Agricultural economist Wandile Sihlobo said there isn't a clear path on how to involve youth in the agricultural sector.
@WandileSihlobo from @AgriChamber says that the average age of SA farmers is 62, ten years older than the avg age in Australia & the USA.@NationConverse #NasieInGesprek #NAMPO2018 #NiC2018 #YouthinAgriculture— Grain SA (@GrainSA) May 18, 2018
"The South African average age of a farmer is 62. If you look at farms in South Africa, the majority are family farms. This makes it particularly difficult to have the youth coming on as farm owners," he said.
AgriSA chief economist Hamlet Hlomendlini said an agricultural curriculum needs to be introduced at secondary school level.
"It is said that 200-million people in Africa are between the ages of 15 and 25. By 2045, that number will be doubled. This means Africa will continue to be a youthful continent. It means young people will have to come to the table in terms of being active in the economy. From an agricultural perspective, they are needed even more, because Africa's mouth is getting bigger and bigger but its agricultural productivity is not going very well," he said.
"We need to get more young people into the sector because the people already there are ageing ... There was an agricultural curriculum given at school level and you don't see that happening anymore. From the school level, agriculture is not positioned as something that is very important. We need more students or young people taking on agricultural degrees."
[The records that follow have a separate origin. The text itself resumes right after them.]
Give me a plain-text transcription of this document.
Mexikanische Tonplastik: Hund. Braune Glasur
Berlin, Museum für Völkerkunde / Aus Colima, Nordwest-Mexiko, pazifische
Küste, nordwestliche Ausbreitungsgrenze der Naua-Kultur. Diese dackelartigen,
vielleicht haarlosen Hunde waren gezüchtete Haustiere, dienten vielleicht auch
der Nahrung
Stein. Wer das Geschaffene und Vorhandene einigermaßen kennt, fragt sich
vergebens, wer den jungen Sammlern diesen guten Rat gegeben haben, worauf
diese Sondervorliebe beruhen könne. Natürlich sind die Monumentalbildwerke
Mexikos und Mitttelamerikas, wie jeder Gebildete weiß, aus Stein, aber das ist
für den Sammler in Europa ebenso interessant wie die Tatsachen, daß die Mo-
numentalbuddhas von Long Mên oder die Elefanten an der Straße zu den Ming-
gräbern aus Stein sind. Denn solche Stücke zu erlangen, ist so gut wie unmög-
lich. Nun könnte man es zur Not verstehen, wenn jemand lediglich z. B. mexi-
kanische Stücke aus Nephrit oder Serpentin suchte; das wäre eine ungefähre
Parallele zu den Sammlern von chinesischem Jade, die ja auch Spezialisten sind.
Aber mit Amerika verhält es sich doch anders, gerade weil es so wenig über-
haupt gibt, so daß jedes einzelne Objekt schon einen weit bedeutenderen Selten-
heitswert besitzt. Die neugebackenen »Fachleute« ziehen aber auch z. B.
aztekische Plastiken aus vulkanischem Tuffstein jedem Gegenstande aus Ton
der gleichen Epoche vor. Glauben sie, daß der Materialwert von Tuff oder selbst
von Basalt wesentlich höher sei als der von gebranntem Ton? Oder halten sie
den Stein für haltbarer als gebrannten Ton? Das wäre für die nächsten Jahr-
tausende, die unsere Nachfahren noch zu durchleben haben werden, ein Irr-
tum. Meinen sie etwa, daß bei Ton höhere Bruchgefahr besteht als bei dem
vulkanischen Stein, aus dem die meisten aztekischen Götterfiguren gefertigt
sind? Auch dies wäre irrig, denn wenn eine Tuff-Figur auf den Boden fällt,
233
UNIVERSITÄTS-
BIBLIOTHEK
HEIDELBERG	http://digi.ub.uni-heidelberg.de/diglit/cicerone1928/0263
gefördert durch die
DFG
He said perceptions around the agricultural sector also need to be addressed.
"The problem is within the image of agriculture. Farming is associated with a certain perception that you have to go put on gumboots and drive a tractor. When you go bigger into agriculture, you see that young people think that a black person cannot be a commercial farmer ... [they think] being a commercial farmer in agriculture is associated with being white," he said.